« La douleur seule nous trouve. Tout homme est fait comme sa douleur. »
Antoine Blanc de Saint-Bonnet – La Douleur (1849)
Ne pensons pas que la douleur ne vienne sur la terre que pour donner son résolvant au mal. Elle y est aussi appelée pour apporter son multiplicateur au bien. […] Que le juste ne s’étonne point des nombreuses visites de la douleur. On la voit souvent obligée d’entrer chez lui pour rétablir l’équilibre entre les deux pôles précieux de son être : la personnalité et l’amour !
La douleur veut s’adresser à ces personnes dont le cœur expire de douceur et de sensibilité : elle accourt pour leur faire obtenir par l’effort une personnalité proportionnée à leur amour. […]
La douleur s’adresse également à ces hommes dont le caractère est plein de grandeur et de fermeté : elle vient pour dire aux larmes d’arroser les racines d’un amour qui doit grandir autant que leur personnalité. C’est pourquoi on voit presque tous les grands hommes rappelés un jour par les obligations de la douleur.
La douleur sait, en tombant sur un cœur attendri, y fortifier une volonté que la bonté empêchait de croître ; et, en tombant sur une personnalité altière, y adoucir un cœur que la fermeté empêchait de s’ouvrir. Êtes-vous doux ? elle vous rend forts ; êtes-vous forts ? il faut bien qu’elle vous rende doux !
Quelle lame à deux tranchants ! Dirons-nous qu’elle ne fut pas faite en vue de la nature humaine ? … Placée dans l’intérieur de notre être, la douleur proportionne, d’après le plan divin, le cœur et la volonté. […] Dieu, qui voit les âmes, dépêche la douleur auprès d’elles, pour les contraindre à s’élever, puis à se rapprocher de cette perfection qui sera la mesure de leur félicité sans fin.
Qui voit comment son âme est faite ? Qui sait où son égoïsme est fixé ? qui sait où se tient son amour ? Souvent l’endroit le plus parfait et le plus délicat du cœur est celui où l’humilité pénétrait seule. Ou bien, par la vieille habitude d’un vice, on perd de vue la plus grosse méchanceté de son âme. La douleur seule nous trouve. Tout homme est fait comme sa douleur …
Qui remplacerait en lui cet ouvrier invisible ? […] Seuls les insensés semblent manqués par la douleur….. […] Souvent l’homme trop ferme a besoin d’être attendri par le Ciel. La volonté ne fait que l’homme, et l’homme s’élèverait dans son orgueil. Il faut que notre cœur s’ouvre proportionnellement à la source impersonnelle. Tel croit aller en arrière qui travaille le plus pour avancer. […] La volonté privée de cœur s’érige en haine. […]

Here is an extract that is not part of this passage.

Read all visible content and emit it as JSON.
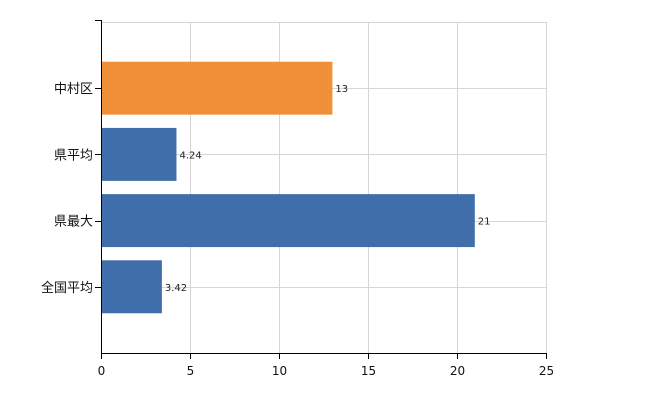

L’intelligence ne fait pas le grand homme ; et la volonté d’un grand homme ne fait qu’un entêté de celui dont l’intelligence est étroite. Pour posséder un esprit vaste, il faut s’être humilié devant bien des faits ; et pour penser à tout, il faut avoir successivement tout aimé. Seul un grand amour a pu retenir l’âme suffisamment sur chaque objet. Jamais le bon sens ne sortit d’un cœur étroit. […]
Comprenons l’importance de l’équilibre entre le cœur et la volonté. La méchanceté n’est qu’une persistance de la volonté sur un point où le cœur devait prévaloir ; la faiblesse, qu’une inaction du cœur lorsque c’était à la volonté de marcher.